Quote:
Posted By CathyA3 on 06/02/2023 6:23 AM
In other words, if some new and innovative use of property comes along that the membership unanimously agrees they don't want, they can't amend their CC&Rs to prevent this from happening to them or future owners.
I can think of at least one example off the top of my head. Some years from now, after unrelenting droughts, a few enterprising souls want to install some new technology on their property that allows them to capture whatever rain falls on their property. Or that pulls water out of the ground for themselves. The neighbors howl - they want to amend the CC&Rs to prevent Good ol' Joe from hogging all the water for himself. Nope, no can do, because the CC&Rs in effect when Good ol' Joe bought his home don't say that he can't do this.
The other big problem is that members don't buy homes at the same time. So "more onerous restrictions" has a time- and location-dependent definition - which seems contradictory to the notions of covenants running with the land and applying to all members of an association.

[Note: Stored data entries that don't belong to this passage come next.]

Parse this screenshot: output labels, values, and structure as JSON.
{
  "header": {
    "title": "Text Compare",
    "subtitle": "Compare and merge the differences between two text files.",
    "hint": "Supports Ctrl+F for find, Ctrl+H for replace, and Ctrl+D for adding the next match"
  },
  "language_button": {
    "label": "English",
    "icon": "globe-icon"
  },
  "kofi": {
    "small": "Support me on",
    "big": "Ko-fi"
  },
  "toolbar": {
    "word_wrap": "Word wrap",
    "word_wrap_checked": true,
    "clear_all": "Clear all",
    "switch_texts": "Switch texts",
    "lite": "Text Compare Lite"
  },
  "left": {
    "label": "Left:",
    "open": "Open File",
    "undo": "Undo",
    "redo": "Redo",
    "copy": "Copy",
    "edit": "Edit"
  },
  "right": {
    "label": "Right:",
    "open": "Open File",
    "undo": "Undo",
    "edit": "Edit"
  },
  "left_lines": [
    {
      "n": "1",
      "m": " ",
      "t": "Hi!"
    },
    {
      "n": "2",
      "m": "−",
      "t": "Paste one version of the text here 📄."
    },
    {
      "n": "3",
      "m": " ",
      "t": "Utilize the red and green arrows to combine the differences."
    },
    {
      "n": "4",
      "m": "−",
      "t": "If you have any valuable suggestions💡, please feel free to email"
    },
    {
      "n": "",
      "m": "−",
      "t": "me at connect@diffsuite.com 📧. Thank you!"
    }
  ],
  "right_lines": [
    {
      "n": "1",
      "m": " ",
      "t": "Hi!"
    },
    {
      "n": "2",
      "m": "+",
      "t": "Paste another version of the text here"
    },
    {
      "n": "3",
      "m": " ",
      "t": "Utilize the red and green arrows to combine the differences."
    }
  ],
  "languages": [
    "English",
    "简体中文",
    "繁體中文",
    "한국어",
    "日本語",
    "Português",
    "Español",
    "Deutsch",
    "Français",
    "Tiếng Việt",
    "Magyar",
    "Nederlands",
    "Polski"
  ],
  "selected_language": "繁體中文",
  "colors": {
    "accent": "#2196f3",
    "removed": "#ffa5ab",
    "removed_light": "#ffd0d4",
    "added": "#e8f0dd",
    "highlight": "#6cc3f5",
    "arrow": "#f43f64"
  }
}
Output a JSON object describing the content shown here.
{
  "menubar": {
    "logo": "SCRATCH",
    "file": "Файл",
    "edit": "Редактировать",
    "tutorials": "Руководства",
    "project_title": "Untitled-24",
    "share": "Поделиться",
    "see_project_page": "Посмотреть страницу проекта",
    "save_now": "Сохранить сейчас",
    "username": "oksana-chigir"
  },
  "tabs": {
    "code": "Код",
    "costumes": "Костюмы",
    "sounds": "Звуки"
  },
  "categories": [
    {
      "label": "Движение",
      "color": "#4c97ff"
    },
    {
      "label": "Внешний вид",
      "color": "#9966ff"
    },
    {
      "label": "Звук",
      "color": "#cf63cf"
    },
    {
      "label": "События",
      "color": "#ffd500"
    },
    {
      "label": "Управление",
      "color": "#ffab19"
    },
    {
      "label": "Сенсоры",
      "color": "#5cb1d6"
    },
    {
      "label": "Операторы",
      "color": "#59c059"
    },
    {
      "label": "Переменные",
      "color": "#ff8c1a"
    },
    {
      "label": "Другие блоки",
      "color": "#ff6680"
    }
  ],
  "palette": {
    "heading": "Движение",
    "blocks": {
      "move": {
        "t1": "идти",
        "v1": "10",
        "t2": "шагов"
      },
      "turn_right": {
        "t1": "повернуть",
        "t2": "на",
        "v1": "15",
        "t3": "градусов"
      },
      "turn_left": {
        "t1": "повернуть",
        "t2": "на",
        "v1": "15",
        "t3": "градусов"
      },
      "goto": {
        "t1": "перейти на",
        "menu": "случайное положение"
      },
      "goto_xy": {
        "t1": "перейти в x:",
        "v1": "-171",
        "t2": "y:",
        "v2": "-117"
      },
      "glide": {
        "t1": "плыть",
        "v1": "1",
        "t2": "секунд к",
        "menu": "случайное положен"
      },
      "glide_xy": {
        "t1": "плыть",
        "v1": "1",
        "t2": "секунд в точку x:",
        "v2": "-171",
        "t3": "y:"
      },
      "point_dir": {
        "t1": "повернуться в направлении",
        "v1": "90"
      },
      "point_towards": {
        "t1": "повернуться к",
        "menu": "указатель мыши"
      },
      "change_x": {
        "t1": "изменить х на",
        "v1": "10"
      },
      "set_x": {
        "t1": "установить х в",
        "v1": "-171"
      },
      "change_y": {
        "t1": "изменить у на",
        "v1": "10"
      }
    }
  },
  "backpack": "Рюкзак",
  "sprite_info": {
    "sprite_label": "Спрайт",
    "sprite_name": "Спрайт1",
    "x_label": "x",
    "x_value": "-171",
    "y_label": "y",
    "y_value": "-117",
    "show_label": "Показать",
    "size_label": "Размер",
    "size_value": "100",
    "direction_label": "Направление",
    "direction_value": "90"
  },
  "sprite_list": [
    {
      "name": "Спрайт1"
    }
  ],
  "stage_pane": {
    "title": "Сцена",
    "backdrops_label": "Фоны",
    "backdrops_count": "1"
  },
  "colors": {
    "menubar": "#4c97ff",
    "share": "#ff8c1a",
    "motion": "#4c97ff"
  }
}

I too think that coming up with examples here is important. Unfortunately, I am not sure your example is all that instructive. Water rights tend to stop people from pumping water from an aquifer without adult (state; city) supervision. As for rainwater, I am not share this steals water from anyone.
Here's a use restriction I can see a Declarant adding (via an amendment) that might irritate some people: The original covenants contain
no rental restrictions. Oh my lord. The Declarant is going nuts enforcing the covenants against renters (and their landlords) and amends, saying no rentals allowed.
I think I support the owners who are landlords here. Because 'a deal's a deal.'
I do not think Montana has done anything particularly novel here, except maybe codified case law that says amendments have to be reasonable (while the original covenants do not have to be all that reasonable).
Because you are the best writer here (by far), and of course for my own entertainment, I am going to check the legislative history on the 2019 law and see if it reveals anything about "Declarant" vs. "HOA." At the moment, I tend to think the definition of "HOA" in the statute section tends to cover all bases (Declarant and post-Declarant). But we'll see.
Montana does not have a HOA statute per say. They like their freedom up there. I think the 2019 statute section reflects this as well.